The time from randomization to an at least 2-point decrease in the WHO scale was calculated. The WHO Clinical Progression Scale provides a measure of illness severity across an 11 point range from 0 (not infected) to 10 (dead) as follows (scores 4-9 contain measures of respiratory failure): Uninfected, no viral DNA detected = 0; Asymptomatic, viral DNA detected = 1; Symptomatic, independent = 2; Symptomatic, assistance needed = 3; Hospitalized, no oxygen therapy = 4; Hospitalized, oxygen by mask or nasal prongs = 5; Hospitalized, oxygen by non-invasive ventilation (NIV) or high flow = 6; Intubation and mechanical ventilation, pO2/FiO2 ≥ 150 or SpO2/FiO2≥200 = 7; Mechanical ventilation, pO2/FiO2 < 150 (SpO2/FiO2 < 200) or vasopressors = 8; Mechanical ventilation, pO2/FiO2 < 150 and vasopressors, dialysis, or ECMO = 9; Dead = 10. A decrease in the score reflects an improvement in disease status.
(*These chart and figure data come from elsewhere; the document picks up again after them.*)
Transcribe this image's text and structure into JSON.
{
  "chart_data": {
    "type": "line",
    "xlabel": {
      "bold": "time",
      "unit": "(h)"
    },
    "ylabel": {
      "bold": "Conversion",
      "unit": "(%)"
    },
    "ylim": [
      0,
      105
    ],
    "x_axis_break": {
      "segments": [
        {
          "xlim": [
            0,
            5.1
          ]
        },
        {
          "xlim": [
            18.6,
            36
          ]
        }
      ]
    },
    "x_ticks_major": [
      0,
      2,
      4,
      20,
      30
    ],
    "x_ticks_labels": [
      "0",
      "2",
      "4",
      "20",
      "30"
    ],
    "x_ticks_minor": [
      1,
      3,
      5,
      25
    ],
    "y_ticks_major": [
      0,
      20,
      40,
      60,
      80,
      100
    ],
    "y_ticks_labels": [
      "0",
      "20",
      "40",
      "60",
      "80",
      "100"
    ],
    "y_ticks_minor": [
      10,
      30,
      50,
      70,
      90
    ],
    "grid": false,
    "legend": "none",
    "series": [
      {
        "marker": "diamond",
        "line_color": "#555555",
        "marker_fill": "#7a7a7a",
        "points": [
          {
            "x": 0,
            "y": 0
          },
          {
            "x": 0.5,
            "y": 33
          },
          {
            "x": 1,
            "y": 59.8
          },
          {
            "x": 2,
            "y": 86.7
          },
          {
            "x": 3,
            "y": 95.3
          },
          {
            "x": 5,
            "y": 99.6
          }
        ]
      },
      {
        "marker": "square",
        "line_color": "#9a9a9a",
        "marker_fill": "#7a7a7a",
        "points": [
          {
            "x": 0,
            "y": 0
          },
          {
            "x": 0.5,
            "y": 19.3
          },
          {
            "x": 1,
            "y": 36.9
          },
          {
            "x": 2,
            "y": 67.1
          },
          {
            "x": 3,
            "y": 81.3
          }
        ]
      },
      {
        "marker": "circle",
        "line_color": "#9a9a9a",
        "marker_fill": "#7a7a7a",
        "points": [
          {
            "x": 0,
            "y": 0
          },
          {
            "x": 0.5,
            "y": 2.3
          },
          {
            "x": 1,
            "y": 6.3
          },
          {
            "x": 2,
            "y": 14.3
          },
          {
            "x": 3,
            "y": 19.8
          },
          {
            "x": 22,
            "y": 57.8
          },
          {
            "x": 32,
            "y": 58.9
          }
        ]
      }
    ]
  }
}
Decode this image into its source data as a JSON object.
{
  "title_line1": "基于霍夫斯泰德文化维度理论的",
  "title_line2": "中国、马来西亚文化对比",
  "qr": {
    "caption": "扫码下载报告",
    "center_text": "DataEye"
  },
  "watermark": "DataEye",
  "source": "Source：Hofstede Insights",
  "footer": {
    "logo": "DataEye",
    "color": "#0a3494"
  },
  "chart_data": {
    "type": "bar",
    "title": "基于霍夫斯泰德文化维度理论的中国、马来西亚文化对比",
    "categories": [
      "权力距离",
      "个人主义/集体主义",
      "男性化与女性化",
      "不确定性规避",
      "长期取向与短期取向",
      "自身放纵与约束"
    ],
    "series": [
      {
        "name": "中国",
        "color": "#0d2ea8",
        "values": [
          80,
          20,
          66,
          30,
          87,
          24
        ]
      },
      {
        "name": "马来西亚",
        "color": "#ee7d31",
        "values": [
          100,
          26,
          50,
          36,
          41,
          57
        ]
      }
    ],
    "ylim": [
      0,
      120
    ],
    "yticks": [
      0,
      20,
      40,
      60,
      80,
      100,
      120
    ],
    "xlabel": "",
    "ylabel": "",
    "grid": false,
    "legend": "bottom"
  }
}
The number of patients receiving mechanical ventilation and supplemental oxygen was evaluated.
Time from randomization to first use of invasive mechanical ventilation was calculated (Kaplan-Meier analysis). Patients without documented invasive mechanical ventilation who completed the study, were early terminated or discharged from hospital before Day 28 were censored at the date of study completion, discontinuation or discharge from hospital, respectively.
The ratio in partial pressure of arterial oxygen (PaO2)/fraction of inspired oxygen (FiO2) was assessed by analysis of patient's blood gas.
The mSOFA score predicts intensive care unit mortality using clinical and laboratory variables. 5 organ systems (respiratory SpO2/FiO2; liver; cardiovascular/hypotension; Central nervous System/Glasgow Coma Score; renal/creatinine), all, except for liver, scored on a 0 to 4 scale (liver: 2-point scale: 0 or 3) according to specified criteria indicating severity, with the total score ranging from 0 to a maximum score of 19. A higher score reflects a worse disease state.
Lymphocytes were assessed in blood samples from the patients.
C-reactive protein was assessed in blood samples from the patients.
D-Dimer was assessed in blood samples from the patients.
Log transformed levels of LDH in blood were assessed as a surrogate marker for organ damage.